Title: No Data Left Behind – Exploiting Unstructured Data Using Database SystemsWolfgang Lehner
Institute of System Architecture
Technische Universität Dresden (TU Dresden)
In our data-driven culture, more and more data sources of semi-structured or unstructured nature are getting incorporated into decision workflows. However, relational database systems are still the “lingua franca” for data storage, query processing, and large-scale analytics in almost every organization and they will probably remain for the next decades. Tapping into the value of unstructured data in the realm of databases systems remains a challenging task. In this talk, I will present our journey of building database-centric systems that are able to exploit external knowledge during query processing with an emphasis on Web tables and spreadsheets as well as textual documents. I will introduce the problem of table extraction and layout identification, giving an idea on how to solve it and present our initiative on building a corpus consisting of more than 125M Web tables. The extracted tables can be leveraged using relational augmentation techniques integrated into a database system by introducing a novel database engine operator dealing with top-k results. For textual data, I will report on recent developments in the field of language models such as word embeddings and outline how this can be utilized to enrich database query capabilities and enabling inductive reasoning on text values stored in database tables.

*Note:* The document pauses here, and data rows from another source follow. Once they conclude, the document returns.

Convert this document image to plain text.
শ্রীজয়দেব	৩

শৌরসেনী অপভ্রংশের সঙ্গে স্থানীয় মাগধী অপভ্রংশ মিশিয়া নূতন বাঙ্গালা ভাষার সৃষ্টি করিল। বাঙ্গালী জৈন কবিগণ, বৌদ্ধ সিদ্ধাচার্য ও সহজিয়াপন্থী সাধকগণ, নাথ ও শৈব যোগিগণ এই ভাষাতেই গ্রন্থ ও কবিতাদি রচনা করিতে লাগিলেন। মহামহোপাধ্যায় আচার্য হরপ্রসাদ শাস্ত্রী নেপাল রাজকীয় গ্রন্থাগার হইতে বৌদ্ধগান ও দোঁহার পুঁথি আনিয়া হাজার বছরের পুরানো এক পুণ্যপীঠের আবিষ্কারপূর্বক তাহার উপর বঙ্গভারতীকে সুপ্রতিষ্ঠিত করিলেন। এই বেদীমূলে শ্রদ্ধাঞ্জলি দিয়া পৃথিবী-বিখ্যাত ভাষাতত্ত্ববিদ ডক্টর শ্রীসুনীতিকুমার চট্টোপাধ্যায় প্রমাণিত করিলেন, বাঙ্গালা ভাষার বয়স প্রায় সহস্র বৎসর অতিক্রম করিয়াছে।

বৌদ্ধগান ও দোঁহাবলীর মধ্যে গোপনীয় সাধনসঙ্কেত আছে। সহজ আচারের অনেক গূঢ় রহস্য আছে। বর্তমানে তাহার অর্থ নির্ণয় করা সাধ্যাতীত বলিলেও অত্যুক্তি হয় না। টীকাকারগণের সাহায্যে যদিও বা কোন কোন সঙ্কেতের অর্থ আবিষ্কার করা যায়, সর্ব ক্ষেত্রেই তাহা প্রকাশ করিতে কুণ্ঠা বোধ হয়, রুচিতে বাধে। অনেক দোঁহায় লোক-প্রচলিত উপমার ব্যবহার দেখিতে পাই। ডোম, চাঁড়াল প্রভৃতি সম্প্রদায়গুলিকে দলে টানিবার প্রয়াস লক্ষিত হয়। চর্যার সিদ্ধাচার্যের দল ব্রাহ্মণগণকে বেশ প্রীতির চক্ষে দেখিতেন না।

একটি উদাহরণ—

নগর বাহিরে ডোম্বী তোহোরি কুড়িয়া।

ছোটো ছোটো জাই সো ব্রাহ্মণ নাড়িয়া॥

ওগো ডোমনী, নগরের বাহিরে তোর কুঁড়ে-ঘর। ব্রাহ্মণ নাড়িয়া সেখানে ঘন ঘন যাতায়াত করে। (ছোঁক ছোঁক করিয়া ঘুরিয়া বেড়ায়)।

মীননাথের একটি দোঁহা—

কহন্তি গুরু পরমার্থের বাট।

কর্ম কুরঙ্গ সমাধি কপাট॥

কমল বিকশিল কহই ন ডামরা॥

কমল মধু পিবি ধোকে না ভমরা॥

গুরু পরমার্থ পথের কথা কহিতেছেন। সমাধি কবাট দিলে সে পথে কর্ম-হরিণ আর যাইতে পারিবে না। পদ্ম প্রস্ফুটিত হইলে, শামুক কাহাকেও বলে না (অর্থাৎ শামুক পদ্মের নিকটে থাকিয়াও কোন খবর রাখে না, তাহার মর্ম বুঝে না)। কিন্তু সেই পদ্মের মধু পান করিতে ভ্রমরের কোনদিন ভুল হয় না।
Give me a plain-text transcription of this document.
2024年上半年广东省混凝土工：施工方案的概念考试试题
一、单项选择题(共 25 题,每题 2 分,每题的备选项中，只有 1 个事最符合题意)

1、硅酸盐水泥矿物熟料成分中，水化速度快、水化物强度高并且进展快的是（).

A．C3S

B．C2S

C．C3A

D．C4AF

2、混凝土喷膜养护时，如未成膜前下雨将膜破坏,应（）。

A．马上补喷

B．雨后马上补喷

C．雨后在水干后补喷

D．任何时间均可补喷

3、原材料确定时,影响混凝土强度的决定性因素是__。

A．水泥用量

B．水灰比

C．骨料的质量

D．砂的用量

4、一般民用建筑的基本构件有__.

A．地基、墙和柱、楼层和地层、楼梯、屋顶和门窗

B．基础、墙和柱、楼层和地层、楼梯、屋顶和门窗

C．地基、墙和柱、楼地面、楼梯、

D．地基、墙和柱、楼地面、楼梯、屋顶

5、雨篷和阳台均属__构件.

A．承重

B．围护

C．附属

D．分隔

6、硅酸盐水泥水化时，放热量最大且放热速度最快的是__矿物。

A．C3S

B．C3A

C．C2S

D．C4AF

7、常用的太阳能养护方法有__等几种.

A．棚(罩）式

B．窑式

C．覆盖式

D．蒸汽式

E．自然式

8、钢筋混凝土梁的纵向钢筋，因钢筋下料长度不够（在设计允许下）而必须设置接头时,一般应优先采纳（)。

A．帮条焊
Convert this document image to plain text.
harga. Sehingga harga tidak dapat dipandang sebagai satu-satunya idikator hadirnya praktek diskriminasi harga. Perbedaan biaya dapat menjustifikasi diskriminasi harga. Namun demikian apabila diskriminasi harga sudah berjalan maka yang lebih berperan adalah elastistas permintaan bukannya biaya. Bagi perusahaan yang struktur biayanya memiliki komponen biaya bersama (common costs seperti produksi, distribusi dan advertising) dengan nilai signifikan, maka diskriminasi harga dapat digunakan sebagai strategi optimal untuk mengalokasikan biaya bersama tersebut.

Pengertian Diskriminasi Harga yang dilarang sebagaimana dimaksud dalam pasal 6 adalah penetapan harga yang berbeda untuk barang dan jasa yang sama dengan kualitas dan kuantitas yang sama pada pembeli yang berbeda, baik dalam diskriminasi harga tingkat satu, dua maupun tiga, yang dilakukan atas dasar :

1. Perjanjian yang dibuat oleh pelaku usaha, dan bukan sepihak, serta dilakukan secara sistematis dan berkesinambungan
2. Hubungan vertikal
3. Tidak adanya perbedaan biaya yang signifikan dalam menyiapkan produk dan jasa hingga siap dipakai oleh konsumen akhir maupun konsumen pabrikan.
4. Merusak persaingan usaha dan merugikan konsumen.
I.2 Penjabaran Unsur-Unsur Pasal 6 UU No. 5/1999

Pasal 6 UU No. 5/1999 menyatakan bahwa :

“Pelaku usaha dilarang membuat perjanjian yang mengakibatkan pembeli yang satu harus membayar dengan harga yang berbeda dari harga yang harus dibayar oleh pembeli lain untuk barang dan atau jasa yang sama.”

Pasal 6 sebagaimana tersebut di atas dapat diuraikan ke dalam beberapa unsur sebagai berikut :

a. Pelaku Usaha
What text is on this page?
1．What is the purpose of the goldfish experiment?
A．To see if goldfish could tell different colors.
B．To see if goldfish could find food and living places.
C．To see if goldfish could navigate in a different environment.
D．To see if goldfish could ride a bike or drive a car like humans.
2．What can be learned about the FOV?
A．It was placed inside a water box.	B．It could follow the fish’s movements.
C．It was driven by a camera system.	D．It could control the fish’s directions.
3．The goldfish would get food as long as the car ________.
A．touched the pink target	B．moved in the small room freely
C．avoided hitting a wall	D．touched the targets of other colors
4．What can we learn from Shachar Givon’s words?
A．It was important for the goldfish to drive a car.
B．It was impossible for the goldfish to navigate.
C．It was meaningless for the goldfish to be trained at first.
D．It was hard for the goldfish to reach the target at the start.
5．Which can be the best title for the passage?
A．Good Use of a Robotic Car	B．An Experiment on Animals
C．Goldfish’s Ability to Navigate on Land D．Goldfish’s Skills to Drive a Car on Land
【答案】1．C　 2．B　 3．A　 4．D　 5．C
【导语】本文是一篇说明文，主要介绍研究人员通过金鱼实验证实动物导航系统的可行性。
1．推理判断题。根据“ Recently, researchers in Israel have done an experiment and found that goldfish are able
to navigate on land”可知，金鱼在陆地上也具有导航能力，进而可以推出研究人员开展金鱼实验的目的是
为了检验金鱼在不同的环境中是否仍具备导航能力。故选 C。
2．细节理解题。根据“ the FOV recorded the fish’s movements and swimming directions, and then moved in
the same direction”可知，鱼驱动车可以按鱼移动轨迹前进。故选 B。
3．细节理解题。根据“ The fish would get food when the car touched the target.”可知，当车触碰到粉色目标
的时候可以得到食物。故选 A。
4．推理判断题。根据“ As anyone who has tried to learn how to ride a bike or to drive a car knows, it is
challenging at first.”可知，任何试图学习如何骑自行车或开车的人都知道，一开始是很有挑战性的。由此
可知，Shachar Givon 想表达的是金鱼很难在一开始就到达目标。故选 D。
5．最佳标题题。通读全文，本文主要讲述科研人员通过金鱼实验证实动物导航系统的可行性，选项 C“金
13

Wolfgang Lehner is full professor and head of the Database Technology Group as well as director of the Institute of System Architecture at TU Dresden, Germany. His research focuses on database system architectures specifically looking at crosscutting aspects from data engineering algorithms and data structures down to hardware-related aspects mostly in main-memory centric settings. He is heading a Research Training Group on large-scale adaptive system software design and acts as a principal investigator in Germany’s national “Competence Center for Scalable Data Services and Solutions” (ScaDS). Wolfgang also maintains a close research relationship with the international SAP HANA development team. He serves the community in many PCs, is the Managing Editor of “Proceedings of the VLDB Endowment” (PVLDB), and serves on the grants committee of collaborative research centers within the German Research Foundation (DFG). He is an appointed member of the Academy of Europe.